Who are we, those of us fortunate enough to be seated at the table, to claim it as our rightful place and to condescend to those who sit down beside us? What right have we to this table, this feast, this country? We may earn a right to feel proud of our home country if we have contributed constructively to its culture, its politics, and its traditions of openness and enfranchisement. If, in short, we are engaged in supporting a political community that does not oppress its own or others, and that ‘sees itself in solidarity with the oppressed, wherever they are’ (Arendt again, in her book The Origins of Totalitarianism).

If we live in such a community we may feel proud, but we are unlikely to condescend to the refugees who turn to us for assistance. We will see them instead as human beings who have known oppression and who suffer the hardships of exile, but who – like us – embody the hope of a world in which the agency of every human being is recognized and honoured.

‘We Refugees’ focuses on the plight of Jewish exiles who had left their ‘relatives in Polish ghettos’ and whose ‘best friends [had] been killed in concentration camps’. In many respects, Arendt’s subjects were unlike other refugees. As she describes it, the Jewish people in Europe had a distinctive history and culture, and even their desperate desire to assimilate in the host countries to which they fled was idiomatic, revealing characteristics forged through their long history as an outsider people. But despite the distinctiveness of the Jewish experience, the events of WWII were to prove that it was also representative, for ‘the outlawing of the Jewish people in Europe [was] followed closely by the outlawing’ of many other peoples, including the Slavic, Roma, and Polish. Moreover, people were not targeted solely on the basis of their race or religion, but also because of their anti-fascist political commitments, or profession, or sexuality, or because they were destitute.

What the experience of the WWII refugees demonstrates is that the tragedy of exile and loss of home can happen to anyone. It is for this reason that the title, ‘We Refugees’ was chosen for a planned new Anthology of writing about the contemporary experience of forced migration. The aim of this Anthology, which will be published by Pact Press, is to amplify the voices of displaced people wherever they are, and to provide insights to their lives that are often ignored in media accounts.
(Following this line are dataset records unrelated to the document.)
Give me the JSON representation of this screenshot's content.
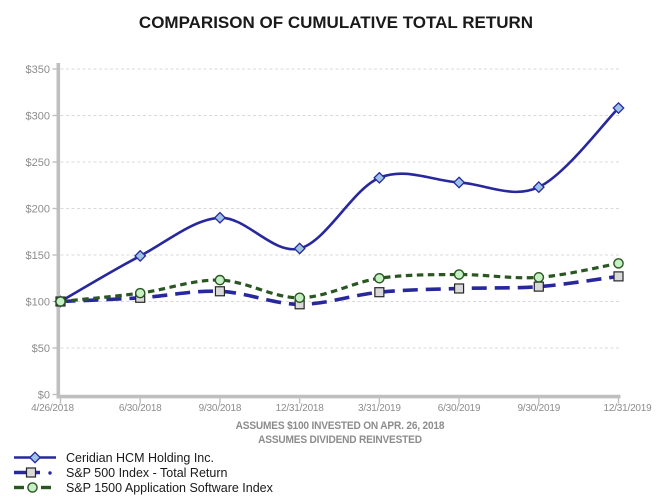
{
  "title": "COMPARISON OF CUMULATIVE TOTAL RETURN",
  "chart_data": {
    "type": "line",
    "title": "COMPARISON OF CUMULATIVE TOTAL RETURN",
    "categories": [
      "4/26/2018",
      "6/30/2018",
      "9/30/2018",
      "12/31/2018",
      "3/31/2019",
      "6/30/2019",
      "9/30/2019",
      "12/31/2019"
    ],
    "series": [
      {
        "name": "Ceridian HCM Holding Inc.",
        "values": [
          100,
          149,
          190,
          157,
          233,
          228,
          223,
          308
        ],
        "line_color": "#28289E",
        "line_style": "solid",
        "marker": "diamond",
        "marker_fill": "#9DC3E6",
        "marker_stroke": "#28289E"
      },
      {
        "name": "S&P 500 Index - Total Return",
        "values": [
          100,
          104,
          111,
          97,
          110,
          114,
          116,
          127
        ],
        "line_color": "#28289E",
        "line_style": "long-dash",
        "marker": "square",
        "marker_fill": "#D9D9D9",
        "marker_stroke": "#262626"
      },
      {
        "name": "S&P 1500 Application Software Index",
        "values": [
          100,
          109,
          123,
          104,
          125,
          129,
          126,
          141
        ],
        "line_color": "#2A5621",
        "line_style": "dash",
        "marker": "circle",
        "marker_fill": "#C6EFC6",
        "marker_stroke": "#2A5621"
      }
    ],
    "xlabel": "",
    "ylabel": "",
    "ylim": [
      0,
      350
    ],
    "ytick_step": 50,
    "ytick_labels": [
      "$0",
      "$50",
      "$100",
      "$150",
      "$200",
      "$250",
      "$300",
      "$350"
    ],
    "grid": "horizontal-dashed",
    "smoothed": true,
    "legend_position": "bottom-left",
    "axis_color": "#BFBFBF",
    "grid_color": "#D9D9D9",
    "tick_label_color": "#8C8C8C"
  },
  "captions": [
    "ASSUMES $100 INVESTED ON APR. 26, 2018",
    "ASSUMES DIVIDEND REINVESTED"
  ]
}
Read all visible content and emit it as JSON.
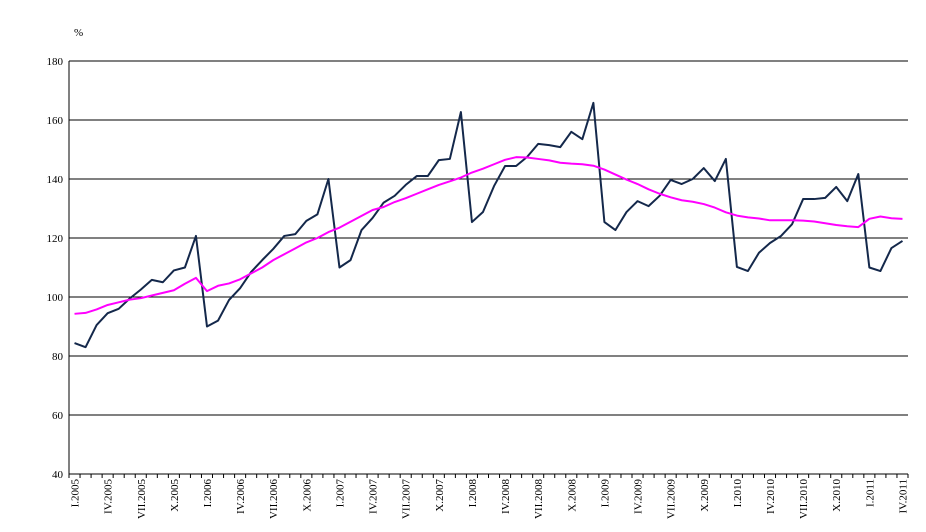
{
  "chart_data": {
    "type": "line",
    "y_label": "%",
    "categories": [
      "I.2005",
      null,
      null,
      "IV.2005",
      null,
      null,
      "VII.2005",
      null,
      null,
      "X.2005",
      null,
      null,
      "I.2006",
      null,
      null,
      "IV.2006",
      null,
      null,
      "VII.2006",
      null,
      null,
      "X.2006",
      null,
      null,
      "I.2007",
      null,
      null,
      "IV.2007",
      null,
      null,
      "VII.2007",
      null,
      null,
      "X.2007",
      null,
      null,
      "I.2008",
      null,
      null,
      "IV.2008",
      null,
      null,
      "VII.2008",
      null,
      null,
      "X.2008",
      null,
      null,
      "I.2009",
      null,
      null,
      "IV.2009",
      null,
      null,
      "VII.2009",
      null,
      null,
      "X.2009",
      null,
      null,
      "I.2010",
      null,
      null,
      "IV.2010",
      null,
      null,
      "VII.2010",
      null,
      null,
      "X.2010",
      null,
      null,
      "I.2011",
      null,
      null,
      "IV.2011"
    ],
    "series": [
      {
        "color": "#14284b",
        "values": [
          84.4,
          83,
          90.5,
          94.5,
          96,
          99.5,
          102.5,
          105.8,
          105,
          109,
          110,
          120.7,
          90,
          92,
          99,
          103,
          108.5,
          112.5,
          116.3,
          120.7,
          121.3,
          125.8,
          128,
          140,
          110,
          112.5,
          122.7,
          126.8,
          132,
          134.3,
          138,
          141,
          141,
          146.4,
          146.8,
          162.7,
          125.4,
          128.8,
          137.6,
          144.4,
          144.4,
          147.5,
          151.9,
          151.5,
          150.8,
          156,
          153.5,
          165.8,
          125.4,
          122.7,
          128.8,
          132.5,
          130.8,
          134.3,
          139.7,
          138.3,
          140,
          143.7,
          139.3,
          146.8,
          110.2,
          108.8,
          115,
          118.3,
          120.7,
          124.7,
          133.2,
          133.2,
          133.6,
          137.3,
          132.5,
          141.7,
          110,
          108.8,
          116.6,
          119
        ]
      },
      {
        "color": "#ff00ff",
        "values": [
          94.3,
          94.6,
          95.8,
          97.3,
          98.2,
          99.1,
          99.6,
          100.5,
          101.4,
          102.3,
          104.5,
          106.5,
          102,
          103.8,
          104.6,
          106,
          108,
          110,
          112.5,
          114.5,
          116.5,
          118.5,
          120,
          122,
          123.5,
          125.5,
          127.5,
          129.5,
          130.5,
          132.2,
          133.5,
          135,
          136.5,
          138,
          139.2,
          140.5,
          142.2,
          143.5,
          145,
          146.5,
          147.4,
          147.3,
          146.8,
          146.3,
          145.5,
          145.2,
          145,
          144.5,
          143.2,
          141.5,
          139.8,
          138.3,
          136.5,
          135,
          133.8,
          132.8,
          132.3,
          131.5,
          130.3,
          128.7,
          127.6,
          127,
          126.6,
          126,
          126,
          126,
          125.9,
          125.6,
          125,
          124.4,
          124,
          123.7,
          126.5,
          127.3,
          126.7,
          126.5
        ]
      }
    ],
    "ylim": [
      40,
      180
    ],
    "yticks": [
      40,
      60,
      80,
      100,
      120,
      140,
      160,
      180
    ],
    "grid": true
  }
}
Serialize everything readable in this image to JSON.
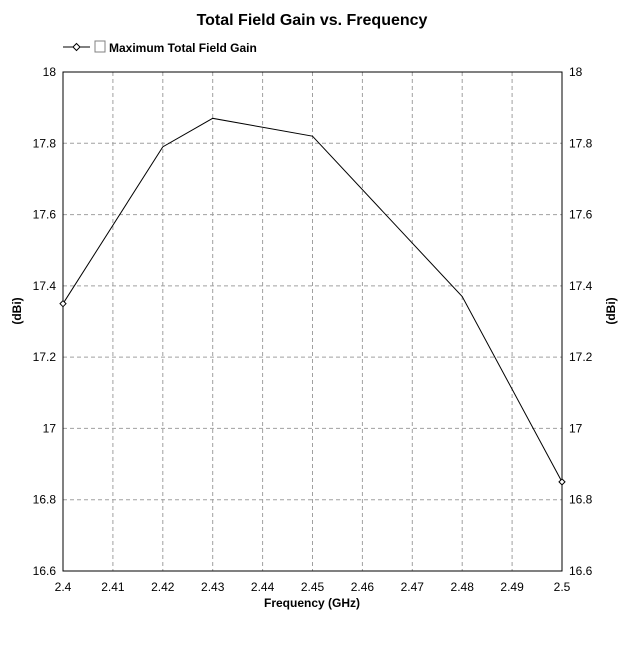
{
  "chart_data": {
    "type": "line",
    "title": "Total Field Gain vs. Frequency",
    "xlabel": "Frequency (GHz)",
    "ylabel": "(dBi)",
    "ylabel_right": "(dBi)",
    "xlim": [
      2.4,
      2.5
    ],
    "ylim": [
      16.6,
      18
    ],
    "x_ticks": [
      "2.4",
      "2.41",
      "2.42",
      "2.43",
      "2.44",
      "2.45",
      "2.46",
      "2.47",
      "2.48",
      "2.49",
      "2.5"
    ],
    "y_ticks": [
      "16.6",
      "16.8",
      "17",
      "17.2",
      "17.4",
      "17.6",
      "17.8",
      "18"
    ],
    "grid": true,
    "legend_placement": "top-left",
    "series": [
      {
        "name": "Maximum Total Field Gain",
        "color": "#000000",
        "marker": "diamond",
        "x": [
          2.4,
          2.42,
          2.43,
          2.45,
          2.48,
          2.5
        ],
        "y": [
          17.35,
          17.79,
          17.87,
          17.82,
          17.37,
          16.85
        ],
        "marked_points": [
          0,
          5
        ]
      }
    ]
  }
}
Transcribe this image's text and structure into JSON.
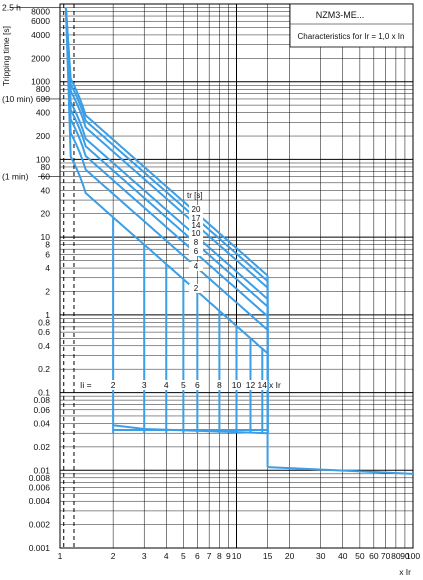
{
  "chart_data": {
    "type": "line",
    "x_scale": "log",
    "y_scale": "log",
    "xlim": [
      1,
      100
    ],
    "ylim": [
      0.001,
      10000
    ],
    "ylabel": "Tripping time [s]",
    "xlabel": "x Ir",
    "x_ticks": [
      "1",
      "2",
      "3",
      "4",
      "5",
      "6",
      "7",
      "8",
      "9",
      "10",
      "15",
      "20",
      "30",
      "40",
      "50",
      "60",
      "70",
      "80",
      "90",
      "100"
    ],
    "x_tick_values": [
      1,
      2,
      3,
      4,
      5,
      6,
      7,
      8,
      9,
      10,
      15,
      20,
      30,
      40,
      50,
      60,
      70,
      80,
      90,
      100
    ],
    "y_ticks": [
      "8000",
      "6000",
      "4000",
      "2000",
      "1000",
      "800",
      "600",
      "400",
      "200",
      "100",
      "80",
      "60",
      "40",
      "20",
      "10",
      "8",
      "6",
      "4",
      "2",
      "1",
      "0.8",
      "0.6",
      "0.4",
      "0.2",
      "0.1",
      "0.08",
      "0.06",
      "0.04",
      "0.02",
      "0.01",
      "0.008",
      "0.006",
      "0.004",
      "0.002",
      "0.001"
    ],
    "y_tick_values": [
      8000,
      6000,
      4000,
      2000,
      1000,
      800,
      600,
      400,
      200,
      100,
      80,
      60,
      40,
      20,
      10,
      8,
      6,
      4,
      2,
      1,
      0.8,
      0.6,
      0.4,
      0.2,
      0.1,
      0.08,
      0.06,
      0.04,
      0.02,
      0.01,
      0.008,
      0.006,
      0.004,
      0.002,
      0.001
    ],
    "time_markers": [
      {
        "label": "2.5 h",
        "value": 9000
      },
      {
        "label": "(10 min)",
        "value": 600
      },
      {
        "label": "(1 min)",
        "value": 60
      }
    ],
    "title_box": {
      "line1": "NZM3-ME...",
      "line2": "Characteristics for Ir = 1,0 x In"
    },
    "tr_label": "tr [s]",
    "tr_values": [
      "20",
      "17",
      "14",
      "10",
      "8",
      "6",
      "4",
      "2"
    ],
    "tr_numbers": [
      20,
      17,
      14,
      10,
      8,
      6,
      4,
      2
    ],
    "ii_prefix": "Ii =",
    "ii_suffix": "x Ir",
    "ii_values": [
      "2",
      "3",
      "4",
      "5",
      "6",
      "8",
      "10",
      "12",
      "14"
    ],
    "ii_numbers": [
      2,
      3,
      4,
      5,
      6,
      8,
      10,
      12,
      14
    ],
    "overload_pickup_range": [
      1.05,
      1.2
    ],
    "instantaneous_time_s": 0.03,
    "tail_time_s_at_15_to_100": [
      0.011,
      0.009
    ],
    "line_color": "#3b9ee6"
  }
}
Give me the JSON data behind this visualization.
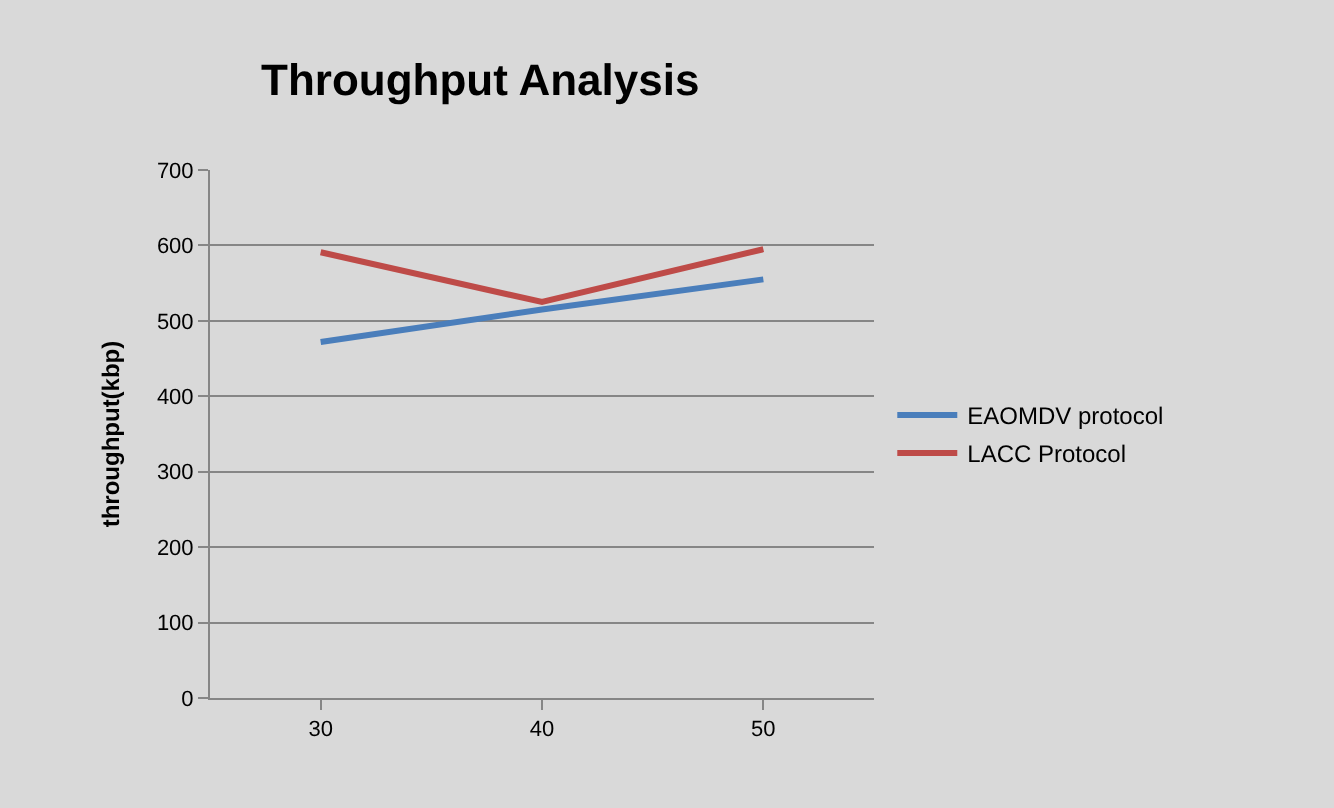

Rather than present a vision of crisis, the editors would like to present a vision of hope and energy, to celebrate the courage of people who have been forced to leave their homes and seek new ones. In the spirit of Arendt’s discomforting but also illuminating analysis, we also welcome contributions that may challenge readers, presenting the experience of displacement in a manner at odds with more typical representations.